When I was a kid, grownups used to call us “tads” – for tadpole, I guess. And we certainly had an affinity for these fascinating creatures. I remember collecting them in jars, watching them swim through the artificial world we would create with grasses and reeds and bits of pond scum, dreaming of how they would soon morph into glorious green, fully-fledged-frogs (do frogs fledge? Oh, well.) Of course, that was before I learned that some tadpoles take a whole season to change into frogs and that bullfrogs need two to three years to move from the egg stage into an adult.

But the average tadpole is in a bigger hurry to grow up and gets all of this over within sixteen or so weeks. They then go on to live anywhere from two years to 40 years, with the average life span being between four and 15 years.

Now some frogs are in an even bigger hurry to keep the life cycle moving. I’m thinking of those denizens of the north (wood frogs occur in the arctic circle!) that actually turn into frog-cycles over winter – there are about six species of these frogs in cold areas of North America. Because their body temperature matches that of the outdoors and because they may not have easy access to fresh water, which also freezes solid, these frogs have learned to adapt to frigid conditions. Their livers can manufacture a type of glucose as an antifreeze.

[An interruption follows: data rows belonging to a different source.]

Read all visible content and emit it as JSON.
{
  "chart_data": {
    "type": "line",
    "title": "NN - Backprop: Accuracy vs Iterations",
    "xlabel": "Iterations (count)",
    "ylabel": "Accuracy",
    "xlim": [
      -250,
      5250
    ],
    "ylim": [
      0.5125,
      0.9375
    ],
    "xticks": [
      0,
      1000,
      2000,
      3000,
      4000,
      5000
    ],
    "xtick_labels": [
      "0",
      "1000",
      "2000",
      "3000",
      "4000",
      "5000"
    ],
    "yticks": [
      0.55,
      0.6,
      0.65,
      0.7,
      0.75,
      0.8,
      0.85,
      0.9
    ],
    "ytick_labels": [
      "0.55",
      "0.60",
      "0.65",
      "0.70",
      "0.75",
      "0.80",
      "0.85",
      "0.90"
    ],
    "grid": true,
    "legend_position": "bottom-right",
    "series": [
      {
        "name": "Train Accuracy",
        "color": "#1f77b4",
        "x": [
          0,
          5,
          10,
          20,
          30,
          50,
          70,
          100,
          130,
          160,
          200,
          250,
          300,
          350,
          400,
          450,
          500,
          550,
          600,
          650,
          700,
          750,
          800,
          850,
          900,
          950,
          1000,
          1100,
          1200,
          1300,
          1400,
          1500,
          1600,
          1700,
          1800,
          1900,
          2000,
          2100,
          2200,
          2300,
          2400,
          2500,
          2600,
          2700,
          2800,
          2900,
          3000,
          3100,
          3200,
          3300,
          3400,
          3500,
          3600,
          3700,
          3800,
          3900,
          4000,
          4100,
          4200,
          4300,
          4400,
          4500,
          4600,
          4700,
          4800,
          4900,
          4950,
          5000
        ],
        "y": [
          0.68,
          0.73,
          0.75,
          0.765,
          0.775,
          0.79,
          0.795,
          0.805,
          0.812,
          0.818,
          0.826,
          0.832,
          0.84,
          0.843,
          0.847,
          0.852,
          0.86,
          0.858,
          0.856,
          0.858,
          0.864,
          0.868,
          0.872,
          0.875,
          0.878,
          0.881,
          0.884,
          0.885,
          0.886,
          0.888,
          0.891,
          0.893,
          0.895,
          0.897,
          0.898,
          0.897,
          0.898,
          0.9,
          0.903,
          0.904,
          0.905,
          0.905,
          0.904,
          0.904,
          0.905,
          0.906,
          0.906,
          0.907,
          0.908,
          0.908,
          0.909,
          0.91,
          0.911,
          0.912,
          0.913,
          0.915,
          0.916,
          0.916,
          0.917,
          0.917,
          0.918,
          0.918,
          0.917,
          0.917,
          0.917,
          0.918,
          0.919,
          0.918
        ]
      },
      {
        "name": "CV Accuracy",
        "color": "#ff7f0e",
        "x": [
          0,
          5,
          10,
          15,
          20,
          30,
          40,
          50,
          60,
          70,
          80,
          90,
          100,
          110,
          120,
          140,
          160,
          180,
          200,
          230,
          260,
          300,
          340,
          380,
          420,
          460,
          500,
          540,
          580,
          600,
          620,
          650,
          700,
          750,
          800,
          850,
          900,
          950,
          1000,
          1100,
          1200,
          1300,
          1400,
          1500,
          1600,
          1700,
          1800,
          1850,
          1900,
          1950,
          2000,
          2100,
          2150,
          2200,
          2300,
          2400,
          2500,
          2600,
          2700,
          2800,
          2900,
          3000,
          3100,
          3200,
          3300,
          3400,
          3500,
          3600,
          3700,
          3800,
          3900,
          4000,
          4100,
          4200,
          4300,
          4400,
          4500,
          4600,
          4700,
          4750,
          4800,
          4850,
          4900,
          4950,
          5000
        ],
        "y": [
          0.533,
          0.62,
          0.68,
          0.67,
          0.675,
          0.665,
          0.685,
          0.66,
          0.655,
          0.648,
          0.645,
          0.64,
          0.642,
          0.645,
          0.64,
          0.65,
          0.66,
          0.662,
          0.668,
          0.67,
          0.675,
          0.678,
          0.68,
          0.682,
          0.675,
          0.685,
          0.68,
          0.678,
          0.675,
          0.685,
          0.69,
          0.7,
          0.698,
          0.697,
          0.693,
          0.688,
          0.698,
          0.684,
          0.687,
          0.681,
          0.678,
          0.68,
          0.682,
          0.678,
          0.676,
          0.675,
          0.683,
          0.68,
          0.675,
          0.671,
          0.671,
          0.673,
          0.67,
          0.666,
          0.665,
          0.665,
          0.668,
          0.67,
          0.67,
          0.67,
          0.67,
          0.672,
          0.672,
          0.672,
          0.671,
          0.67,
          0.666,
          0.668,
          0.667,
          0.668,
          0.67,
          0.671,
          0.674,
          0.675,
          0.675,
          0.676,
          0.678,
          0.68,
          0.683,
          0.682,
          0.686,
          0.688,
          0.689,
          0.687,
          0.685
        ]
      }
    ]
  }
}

Not that the frogs are frozen solid – only about two-thirds of their bodies turn into froggy ice cubes – but the heart stops, the breathing stops, the brain ceases to function and they appear dead. Then, when spring comes, and as the snow melts, so does the frog, but from the inside out. First the heart begins to thaw (romance is always first, n’est pas?), then the brain and finally the limbs. And the very first thing on their newly awakened brains is their libido – they mate, then the females rush to the nearest snowmelt pond and lay their eggs immediately.

If you want frogs in your yard, build a pond and make it as natural as possible. Then let nature take its course. I have a friend who did this so successfully – he designed his pond so it would have a beach for the frogs to enter and exit the water – that he seriously annoyed the neighbour, who called him one noisy summer night and demanded that he shut his damned frogs up!

Frogs like to eat slugs and spiders and worms, even mosquitoes, as adults but are basically vegetarians as tads. Be careful about insecticides and even ammonium nitrate fertilizers, both of which are deadly to frogs – by the way, if they do encounter something toxic, they have charming habit of emptying their stomachs and using their legs to wipe off the contents. And yes, the do hear, have teeth and can absorb water through their skin as a way of breathing, but they can also take in oxygen through their mouths and lungs. And frogs can drown if they don’t have access to land. Without water, however, they will die within three hours.

Frogs can jump up to 150 times their body length. All toads are kinds of frogs and, no, they can’t give you warts.

And one other interesting fact about frogs is that their bones form a new ring every year when the frog is hibernating so scientists can tell how old the frog was when he died – or at least sacrificed his legs to our appetites.

Frogs are truly amazing creatures with much more to teach us than was ever dreamed of in those days of gazing into the murky, tadpole-filled, glass-jar world of my childhood. Their ability to regenerate themselves after a winter of frozen immobility is being studied by scientists interested in safe preservation of human tissue, and poison from the skin of an Ecuadorean frog has been used as the model for a new drug 200 times stronger but less addictive than morphine.

But get to know your neighbourhood frogs fast. Many species have recently become extinct and many more are feared to be on the way out. Two out of five of the 3,046 amphibians in the Americas (including the Ecuadorean frog with the valuable poison skin) are said to be under threat. Five species have disappeared since 1980.